TKPNews, Mandailing Natal — Publik kembali dihadapkan pada pertanyaan serius tentang batas-batas kewenangan seorang anggota Dewan Perwakilan Rakyat Daerah (DPRD) (25/07/2025).
Hal ini mencuat setelah Ahmad Yusuf Nasution, anggota DPRD Madina dari Fraksi PKS, ikut mendampingi langsung Kepala Desa Simpang Koje saat menjalani proses klarifikasi oleh Inspektorat terkait dugaan penyimpangan APBDes tahun anggaran 2023–2024.
Padahal, sebagai wakil rakyat, tugas utama anggota dewan adalah mengawasi dan mengawal kepentingan publik, bukan bertindak bak pengacara pribadi kepala desa yang sedang diperiksa atas laporan dugaan pelanggaran.
Meski Ahmad Yusuf berdalih hanya mengantar, kehadirannya yang turut masuk ke ruang klarifikasi menjadi preseden buruk bagi independensi proses pemeriksaan.
Muncul kekhawatiran adanya tekanan politik atau bentuk intervensi halus terhadap lembaga pengawas internal pemerintah daerah.
Apa urgensinya seorang anggota DPRD berada di ruang klarifikasi kepala desa?
Dalam kapasitas apa ia hadir?
Dan mengapa ia yang justru menjawab pertanyaan media yang ditujukan kepada pihak terperiksa?
Sikap Ahmad Yusuf yang menjawab tajam dan tidak sopan kepada wartawan dengan ucapan: “Ho kan marsapa, jadi inda dong,” (yang artinya, “Kau kan bertanya, jadi tidak ada”), memperkuat kesan bahwa ia sedang memainkan peran yang bukan menjadi bagian dari tugas dan tanggung jawabnya sebagai legislator.

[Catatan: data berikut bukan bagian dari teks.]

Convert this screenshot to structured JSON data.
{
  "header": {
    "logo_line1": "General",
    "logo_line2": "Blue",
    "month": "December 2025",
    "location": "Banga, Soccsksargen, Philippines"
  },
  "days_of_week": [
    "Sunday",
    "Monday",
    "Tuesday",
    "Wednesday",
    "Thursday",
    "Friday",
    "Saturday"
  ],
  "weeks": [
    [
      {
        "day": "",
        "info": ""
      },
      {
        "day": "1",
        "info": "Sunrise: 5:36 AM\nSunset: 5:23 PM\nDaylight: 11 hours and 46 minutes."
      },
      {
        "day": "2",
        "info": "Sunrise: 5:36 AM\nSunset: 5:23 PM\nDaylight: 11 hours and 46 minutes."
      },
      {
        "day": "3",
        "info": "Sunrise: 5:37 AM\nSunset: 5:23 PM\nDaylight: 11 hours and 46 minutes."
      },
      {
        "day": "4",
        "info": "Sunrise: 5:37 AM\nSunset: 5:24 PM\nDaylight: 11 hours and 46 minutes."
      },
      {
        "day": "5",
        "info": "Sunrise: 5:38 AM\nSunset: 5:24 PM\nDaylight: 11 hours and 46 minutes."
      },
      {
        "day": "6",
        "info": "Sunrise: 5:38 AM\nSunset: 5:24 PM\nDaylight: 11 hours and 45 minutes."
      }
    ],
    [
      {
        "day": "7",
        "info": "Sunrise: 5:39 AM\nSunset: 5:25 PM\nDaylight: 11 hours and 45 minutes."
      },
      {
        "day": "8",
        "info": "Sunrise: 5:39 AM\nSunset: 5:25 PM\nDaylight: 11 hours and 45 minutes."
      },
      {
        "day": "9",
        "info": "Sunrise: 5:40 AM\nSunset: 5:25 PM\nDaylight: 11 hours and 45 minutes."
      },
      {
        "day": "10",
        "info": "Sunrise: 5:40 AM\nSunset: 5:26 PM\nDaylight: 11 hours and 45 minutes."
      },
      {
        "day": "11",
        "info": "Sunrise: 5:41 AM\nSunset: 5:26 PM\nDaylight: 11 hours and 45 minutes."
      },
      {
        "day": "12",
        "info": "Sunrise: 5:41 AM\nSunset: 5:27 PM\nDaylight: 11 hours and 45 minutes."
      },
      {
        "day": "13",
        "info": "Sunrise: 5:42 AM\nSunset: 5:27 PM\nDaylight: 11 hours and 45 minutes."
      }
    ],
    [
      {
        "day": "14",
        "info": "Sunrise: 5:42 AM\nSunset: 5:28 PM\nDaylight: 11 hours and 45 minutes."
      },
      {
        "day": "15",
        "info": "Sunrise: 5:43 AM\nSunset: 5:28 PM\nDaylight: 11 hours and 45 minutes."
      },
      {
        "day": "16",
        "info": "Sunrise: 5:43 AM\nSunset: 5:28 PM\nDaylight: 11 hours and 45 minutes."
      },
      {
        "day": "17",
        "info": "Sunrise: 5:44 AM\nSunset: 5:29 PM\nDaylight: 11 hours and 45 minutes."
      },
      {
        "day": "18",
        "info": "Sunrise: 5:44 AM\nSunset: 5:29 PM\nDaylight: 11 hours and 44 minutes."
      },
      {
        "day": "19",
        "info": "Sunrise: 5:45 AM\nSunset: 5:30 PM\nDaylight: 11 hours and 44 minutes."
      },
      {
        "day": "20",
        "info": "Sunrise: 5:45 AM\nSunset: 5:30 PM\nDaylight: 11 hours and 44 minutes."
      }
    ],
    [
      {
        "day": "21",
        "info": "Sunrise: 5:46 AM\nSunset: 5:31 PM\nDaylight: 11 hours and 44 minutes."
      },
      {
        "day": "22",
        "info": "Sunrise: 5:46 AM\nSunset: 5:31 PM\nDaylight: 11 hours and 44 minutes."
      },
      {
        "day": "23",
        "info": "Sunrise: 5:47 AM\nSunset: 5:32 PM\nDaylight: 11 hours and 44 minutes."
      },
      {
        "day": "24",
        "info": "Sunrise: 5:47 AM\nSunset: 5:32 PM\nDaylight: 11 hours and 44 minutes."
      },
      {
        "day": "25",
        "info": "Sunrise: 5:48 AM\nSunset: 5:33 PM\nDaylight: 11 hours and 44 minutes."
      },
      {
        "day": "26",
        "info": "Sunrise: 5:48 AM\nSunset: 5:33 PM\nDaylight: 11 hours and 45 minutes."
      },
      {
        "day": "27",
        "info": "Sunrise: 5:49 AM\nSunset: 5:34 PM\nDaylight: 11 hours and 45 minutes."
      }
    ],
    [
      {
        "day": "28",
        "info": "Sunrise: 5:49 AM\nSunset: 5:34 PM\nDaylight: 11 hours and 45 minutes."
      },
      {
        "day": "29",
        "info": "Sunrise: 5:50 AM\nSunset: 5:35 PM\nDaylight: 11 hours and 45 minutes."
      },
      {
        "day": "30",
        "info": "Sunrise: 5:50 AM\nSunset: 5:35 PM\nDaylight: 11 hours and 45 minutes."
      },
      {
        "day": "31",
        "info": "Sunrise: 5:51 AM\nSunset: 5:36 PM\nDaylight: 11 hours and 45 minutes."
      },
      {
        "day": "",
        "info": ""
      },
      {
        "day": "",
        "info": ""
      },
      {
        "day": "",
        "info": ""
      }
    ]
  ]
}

Ketua Gerakan Pemuda Mahasiswa Simpang Sordang (GPM SimSor), Rizal Bakri, yang menjadi pelapor kasus ini, secara tegas menyatakan:
“Inspektorat harus bebas dari pengaruh siapa pun, termasuk dari anggota DPRD. Jika wakil rakyat justru ikut melindungi dugaan pelanggaran, maka pengawasan itu sendiri sudah cacat.”
Kejadian ini memunculkan keprihatinan yang lebih besar: apakah anggota dewan masih paham batasan fungsi dan peran mereka? Atau justru mulai menjelma sebagai pelindung kepentingan segelintir orang yang berurusan dengan hukum?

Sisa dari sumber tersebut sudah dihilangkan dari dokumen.